Written and Performed by Natacha Ruck. Developed with David Marsh.
Part of the Whitefire Theatre’s Solofest
San Francisco-based Natacha Ruck’s hilarious solo play “You’re Good For Nothing…I’ll Milk The Cow Myself” is a retrospective of Natacha’s life.
Beginning in France as a child living with her beloved and very much ahead of her time mother and bringing us full circle to her American life while she learns to see the world with those two opposite and often dueling perspectives.
A born storyteller, Natacha has that rare and magical ability few performers somehow have to bring us deep into the world inside their head. She becomes the people in her life with absolute ease and magically manages to give empathy to even the direst of characters.
The audience sits spellbound as Natacha takes us to her childhood in France with her irritable grandmother, dopey father, battling sister and many of those life moments we all hold dear…the ones that change us. Big and small, noticeable to others and barely perceptible to even ourselves, it is those precious and intensely held moments that make us who we are and the ones we jealously guard our entire lives.
Schoolyard bullies getting a slap by her warrior mother, stealing chocolate from her bitter grandmother, finding herself through memories of a life she never considered to be anything but average…until as an adult she realized that compared to most her life was anything but ordinary.

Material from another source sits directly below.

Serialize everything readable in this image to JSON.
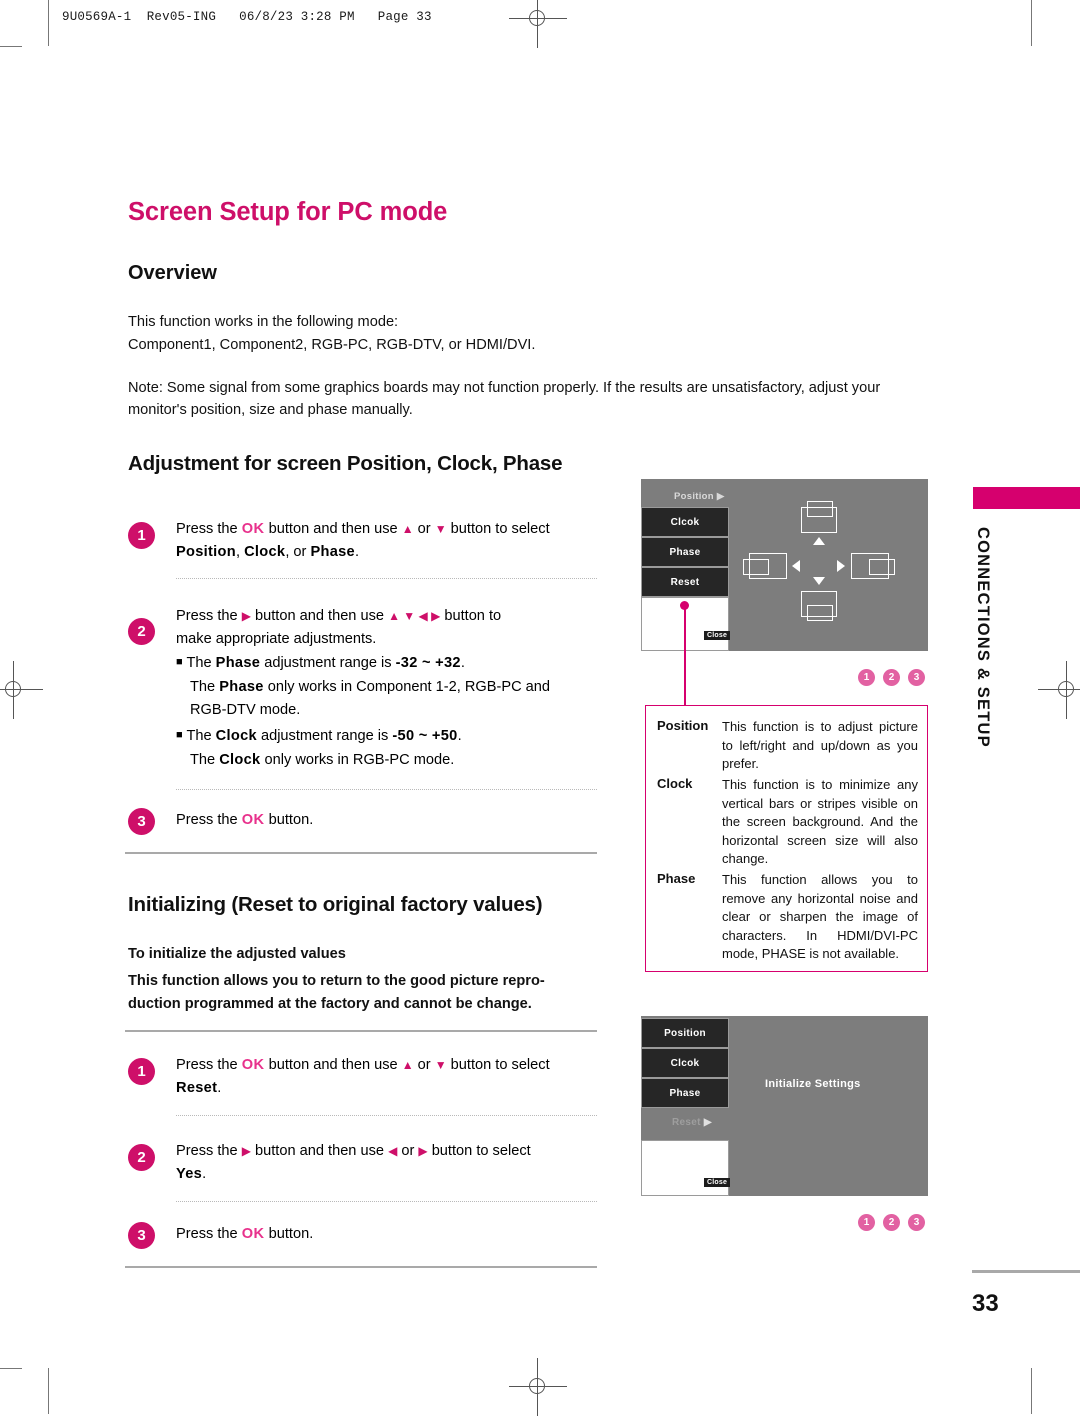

Natacha is fierce onstage.
Full of passion and humor and warmth, but you would absolutely want her on your side in a brawl. She has a beautiful voice, a lilting French accent and with it a comical grace. With nothing but herself and the barest of stages, her stories unfold,. We can see the houses and the cobbled streets and the schoolyard and the memories dance around her with the vodka and the music and the gorgeously evocative descriptions of food.
We sometimes think we have the best anecdotes about our lives, don’t we? We all have stories and memories and we trot out the ritualistic “remember when’s” at Christmas or Thanksgiving or birthday get-togethers. But oh to have the genius of this woman. She regales us with her painful and her loving and her poignant memories, and they remind us all what it is to be a family, to be human and to be loved.
Her mother passed away too young, Natacha loved up every last moment of her life with her and the sense of loss is palpable. So many of us have lost the people that mean the most in our lives and it is a testament to Natacha’s mother that she is able to fill us up with her love for her.
This is a brilliant solo show written and performed by a vibrant and perceptive master storyteller. She seems to learn as she speaks, discovering the beauty in her words as we do. She is effortless and mesmerizing and I hope you get the chance to see her work.
Natacha is a founding producer of the Stanford Storytelling Project, teaches multimedia storytelling and creative nonfiction at the University of San Francisco and is the Managing Director for the Duolingo French podcast. Her documentary work has appeared at MoMa, the Whitney Museum of American Art, as well as on National Geographic, NBC NY and Link TV. Her podcast work has appeared on National Public Radio affiliates nationally and locally.